[Margaret Ogilvy by J. M. Barrie]@TWC D-Link bookMargaret Ogilvy CHAPTER IV--AN EDITOR 2/11
And she wanted to know by return of post whether I was paid for these articles as much as I was paid for real articles; when she heard that I was paid better, she laughed again and had them out of the bandbox for re-reading, and it cannot be denied that she thought the London editor a fine fellow but slightly soft. When I sent off that first sketch I thought I had exhausted the subject, but our editor wrote that he would like something more of the same, so I sent him a marriage, and he took it, and then I tried him with a funeral, and he took it, and really it began to look as if we had him.
Now my mother might have been discovered, in answer to certain excited letters, flinging the bundle of undarned socks from her lap, and 'going in for literature'; she was racking her brains, by request, for memories I might convert into articles, and they came to me in letters which she dictated to my sisters.

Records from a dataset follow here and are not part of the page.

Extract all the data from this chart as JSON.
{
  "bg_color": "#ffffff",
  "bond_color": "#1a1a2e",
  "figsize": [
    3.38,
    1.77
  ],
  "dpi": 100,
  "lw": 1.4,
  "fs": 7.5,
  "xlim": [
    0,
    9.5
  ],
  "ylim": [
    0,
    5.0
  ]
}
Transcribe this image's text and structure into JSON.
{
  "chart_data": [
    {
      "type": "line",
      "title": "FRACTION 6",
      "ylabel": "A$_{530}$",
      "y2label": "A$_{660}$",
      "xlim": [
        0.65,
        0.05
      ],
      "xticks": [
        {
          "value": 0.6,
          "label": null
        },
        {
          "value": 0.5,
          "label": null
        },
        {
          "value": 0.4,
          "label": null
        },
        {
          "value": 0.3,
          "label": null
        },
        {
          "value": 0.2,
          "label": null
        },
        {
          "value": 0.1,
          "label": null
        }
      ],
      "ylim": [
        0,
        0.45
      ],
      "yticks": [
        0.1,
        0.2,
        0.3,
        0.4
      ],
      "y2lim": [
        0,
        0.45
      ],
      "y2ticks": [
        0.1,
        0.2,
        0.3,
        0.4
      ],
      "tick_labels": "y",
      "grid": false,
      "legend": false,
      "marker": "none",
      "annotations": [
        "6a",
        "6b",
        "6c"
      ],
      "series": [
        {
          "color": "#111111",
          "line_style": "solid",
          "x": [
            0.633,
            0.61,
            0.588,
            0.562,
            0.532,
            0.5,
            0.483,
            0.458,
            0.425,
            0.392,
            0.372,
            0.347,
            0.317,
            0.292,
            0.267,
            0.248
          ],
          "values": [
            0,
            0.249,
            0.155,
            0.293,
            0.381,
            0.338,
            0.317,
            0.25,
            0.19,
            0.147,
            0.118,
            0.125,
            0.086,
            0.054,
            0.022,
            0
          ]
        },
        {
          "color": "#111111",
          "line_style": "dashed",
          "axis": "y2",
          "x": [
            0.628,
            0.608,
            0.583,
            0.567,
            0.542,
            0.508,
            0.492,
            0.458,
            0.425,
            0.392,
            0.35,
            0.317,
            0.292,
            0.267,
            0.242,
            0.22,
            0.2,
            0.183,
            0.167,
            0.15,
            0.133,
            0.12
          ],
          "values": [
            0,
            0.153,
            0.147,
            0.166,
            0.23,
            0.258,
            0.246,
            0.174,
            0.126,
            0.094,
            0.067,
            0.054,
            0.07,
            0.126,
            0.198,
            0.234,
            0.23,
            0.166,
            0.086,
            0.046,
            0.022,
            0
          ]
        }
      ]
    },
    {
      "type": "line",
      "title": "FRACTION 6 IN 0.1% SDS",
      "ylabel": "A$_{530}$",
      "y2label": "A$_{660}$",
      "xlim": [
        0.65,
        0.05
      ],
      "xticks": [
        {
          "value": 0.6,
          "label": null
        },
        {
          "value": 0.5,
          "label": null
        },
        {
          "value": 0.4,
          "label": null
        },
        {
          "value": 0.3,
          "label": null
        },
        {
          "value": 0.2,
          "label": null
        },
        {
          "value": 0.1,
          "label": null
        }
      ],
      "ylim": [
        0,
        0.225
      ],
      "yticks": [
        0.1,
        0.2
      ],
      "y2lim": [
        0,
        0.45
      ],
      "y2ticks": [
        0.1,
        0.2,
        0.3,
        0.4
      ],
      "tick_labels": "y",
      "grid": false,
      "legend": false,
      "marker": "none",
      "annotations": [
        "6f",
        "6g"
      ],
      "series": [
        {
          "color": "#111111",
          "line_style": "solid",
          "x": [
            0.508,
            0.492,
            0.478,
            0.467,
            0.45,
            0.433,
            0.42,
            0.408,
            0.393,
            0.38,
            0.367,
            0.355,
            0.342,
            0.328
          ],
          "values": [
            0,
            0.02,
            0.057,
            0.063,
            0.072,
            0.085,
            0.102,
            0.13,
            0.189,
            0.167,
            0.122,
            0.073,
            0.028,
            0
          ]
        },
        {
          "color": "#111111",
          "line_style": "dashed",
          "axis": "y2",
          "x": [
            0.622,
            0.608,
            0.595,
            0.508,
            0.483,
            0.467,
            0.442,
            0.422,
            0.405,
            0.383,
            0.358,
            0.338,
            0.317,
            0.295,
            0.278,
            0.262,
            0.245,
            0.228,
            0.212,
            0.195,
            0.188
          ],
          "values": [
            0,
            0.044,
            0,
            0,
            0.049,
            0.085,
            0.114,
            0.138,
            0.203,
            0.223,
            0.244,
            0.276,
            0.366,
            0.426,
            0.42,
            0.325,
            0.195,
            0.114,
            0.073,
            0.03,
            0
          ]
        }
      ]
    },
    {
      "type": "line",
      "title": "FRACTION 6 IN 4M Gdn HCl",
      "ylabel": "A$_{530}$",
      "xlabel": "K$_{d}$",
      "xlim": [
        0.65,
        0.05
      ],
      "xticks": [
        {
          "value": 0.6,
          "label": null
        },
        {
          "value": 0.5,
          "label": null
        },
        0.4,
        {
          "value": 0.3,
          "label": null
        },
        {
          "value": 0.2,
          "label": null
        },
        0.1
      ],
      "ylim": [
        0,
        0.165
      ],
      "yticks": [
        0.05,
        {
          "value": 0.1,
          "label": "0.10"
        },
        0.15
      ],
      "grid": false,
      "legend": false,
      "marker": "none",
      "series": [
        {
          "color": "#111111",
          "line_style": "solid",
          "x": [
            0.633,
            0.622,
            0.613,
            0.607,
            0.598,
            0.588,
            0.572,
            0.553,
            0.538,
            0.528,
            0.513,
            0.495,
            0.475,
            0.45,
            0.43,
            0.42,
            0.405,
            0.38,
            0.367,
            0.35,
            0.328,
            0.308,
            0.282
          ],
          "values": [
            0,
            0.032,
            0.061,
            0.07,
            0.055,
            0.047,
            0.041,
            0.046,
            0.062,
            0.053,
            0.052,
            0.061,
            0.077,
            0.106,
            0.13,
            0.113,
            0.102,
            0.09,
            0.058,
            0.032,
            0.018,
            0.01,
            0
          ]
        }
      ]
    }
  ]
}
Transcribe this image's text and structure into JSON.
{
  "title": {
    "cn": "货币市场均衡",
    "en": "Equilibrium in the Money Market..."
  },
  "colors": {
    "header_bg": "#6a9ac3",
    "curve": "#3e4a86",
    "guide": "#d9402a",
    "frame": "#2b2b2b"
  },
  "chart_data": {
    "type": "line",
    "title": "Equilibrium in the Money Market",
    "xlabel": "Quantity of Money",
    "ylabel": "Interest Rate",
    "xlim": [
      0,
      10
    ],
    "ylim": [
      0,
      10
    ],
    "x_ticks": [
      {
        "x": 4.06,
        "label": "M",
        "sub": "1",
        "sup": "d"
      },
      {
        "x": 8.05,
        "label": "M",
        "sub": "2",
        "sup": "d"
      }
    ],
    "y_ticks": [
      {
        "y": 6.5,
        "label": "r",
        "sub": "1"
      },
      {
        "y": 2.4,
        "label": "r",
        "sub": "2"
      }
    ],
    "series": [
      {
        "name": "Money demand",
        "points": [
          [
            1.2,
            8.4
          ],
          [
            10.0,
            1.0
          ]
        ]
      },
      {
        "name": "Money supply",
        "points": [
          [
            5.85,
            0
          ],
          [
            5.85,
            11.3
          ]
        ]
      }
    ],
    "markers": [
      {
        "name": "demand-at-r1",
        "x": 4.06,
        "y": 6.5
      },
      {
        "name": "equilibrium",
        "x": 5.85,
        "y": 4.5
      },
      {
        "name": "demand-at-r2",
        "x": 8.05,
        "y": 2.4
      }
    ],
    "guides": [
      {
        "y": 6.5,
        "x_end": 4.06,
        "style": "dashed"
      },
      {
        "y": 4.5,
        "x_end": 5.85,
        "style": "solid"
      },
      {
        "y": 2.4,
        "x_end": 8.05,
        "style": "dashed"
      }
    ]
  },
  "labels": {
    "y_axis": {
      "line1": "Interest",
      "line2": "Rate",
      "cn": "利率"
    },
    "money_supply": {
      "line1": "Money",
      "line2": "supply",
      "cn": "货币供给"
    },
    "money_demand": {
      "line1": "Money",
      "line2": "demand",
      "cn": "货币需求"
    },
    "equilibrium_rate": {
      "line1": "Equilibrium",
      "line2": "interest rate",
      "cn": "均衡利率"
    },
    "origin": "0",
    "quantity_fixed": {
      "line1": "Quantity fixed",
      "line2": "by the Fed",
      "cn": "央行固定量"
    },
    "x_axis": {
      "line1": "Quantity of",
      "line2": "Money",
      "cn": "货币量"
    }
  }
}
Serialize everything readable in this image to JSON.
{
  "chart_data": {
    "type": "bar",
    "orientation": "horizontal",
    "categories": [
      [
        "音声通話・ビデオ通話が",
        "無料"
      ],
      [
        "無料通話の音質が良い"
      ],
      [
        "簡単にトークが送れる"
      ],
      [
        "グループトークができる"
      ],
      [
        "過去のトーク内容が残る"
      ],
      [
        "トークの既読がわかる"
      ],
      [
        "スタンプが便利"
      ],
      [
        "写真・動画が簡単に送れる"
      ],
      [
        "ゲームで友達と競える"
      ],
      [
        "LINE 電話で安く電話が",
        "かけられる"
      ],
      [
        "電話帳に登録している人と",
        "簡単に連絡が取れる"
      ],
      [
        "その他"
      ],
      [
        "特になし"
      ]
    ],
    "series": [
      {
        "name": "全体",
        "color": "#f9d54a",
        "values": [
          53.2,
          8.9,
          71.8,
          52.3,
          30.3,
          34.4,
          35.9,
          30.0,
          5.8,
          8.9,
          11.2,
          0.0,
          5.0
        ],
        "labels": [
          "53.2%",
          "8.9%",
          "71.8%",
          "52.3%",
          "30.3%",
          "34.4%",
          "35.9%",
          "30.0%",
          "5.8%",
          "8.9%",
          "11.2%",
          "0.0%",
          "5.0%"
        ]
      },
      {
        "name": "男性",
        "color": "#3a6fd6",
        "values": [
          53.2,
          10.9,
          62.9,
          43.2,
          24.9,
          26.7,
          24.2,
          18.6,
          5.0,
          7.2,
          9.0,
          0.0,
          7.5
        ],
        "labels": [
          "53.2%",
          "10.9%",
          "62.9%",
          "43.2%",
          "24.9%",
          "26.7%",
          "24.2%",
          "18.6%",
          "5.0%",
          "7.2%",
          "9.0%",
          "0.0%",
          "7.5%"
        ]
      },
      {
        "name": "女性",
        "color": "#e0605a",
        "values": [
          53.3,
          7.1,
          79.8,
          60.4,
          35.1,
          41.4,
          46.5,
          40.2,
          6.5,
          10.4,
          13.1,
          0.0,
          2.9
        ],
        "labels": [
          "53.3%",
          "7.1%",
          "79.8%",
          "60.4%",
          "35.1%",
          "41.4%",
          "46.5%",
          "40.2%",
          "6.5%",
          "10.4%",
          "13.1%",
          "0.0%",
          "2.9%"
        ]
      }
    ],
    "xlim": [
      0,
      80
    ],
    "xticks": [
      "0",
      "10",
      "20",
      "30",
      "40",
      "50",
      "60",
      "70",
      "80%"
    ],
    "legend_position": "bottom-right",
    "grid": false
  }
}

How well I could hear her sayings between the lines: 'But the editor-man will never stand that, it's perfect blethers'-- 'By this post it must go, I tell you; we must take the editor when he's hungry--we canna be blamed for it, can we? he prints them of his free will, so the wite is his'-- 'But I'm near terrified .-- If London folk reads them we're done for.' And I was sounded as to the advisability of sending him a present of a lippie of shortbread, which was to be her crafty way of getting round him.
By this time, though my mother and I were hundreds of miles apart, you may picture us waving our hands to each other across country, and shouting 'Hurrah!' You may also picture the editor in his office thinking he was behaving like a shrewd man of business, and unconscious that up in the north there was an elderly lady chuckling so much at him that she could scarcely scrape the potatoes. I was now able to see my mother again, and the park seats no longer loomed so prominent in our map of London.
Still, there they were, and it was with an effort that she summoned up courage to let me go.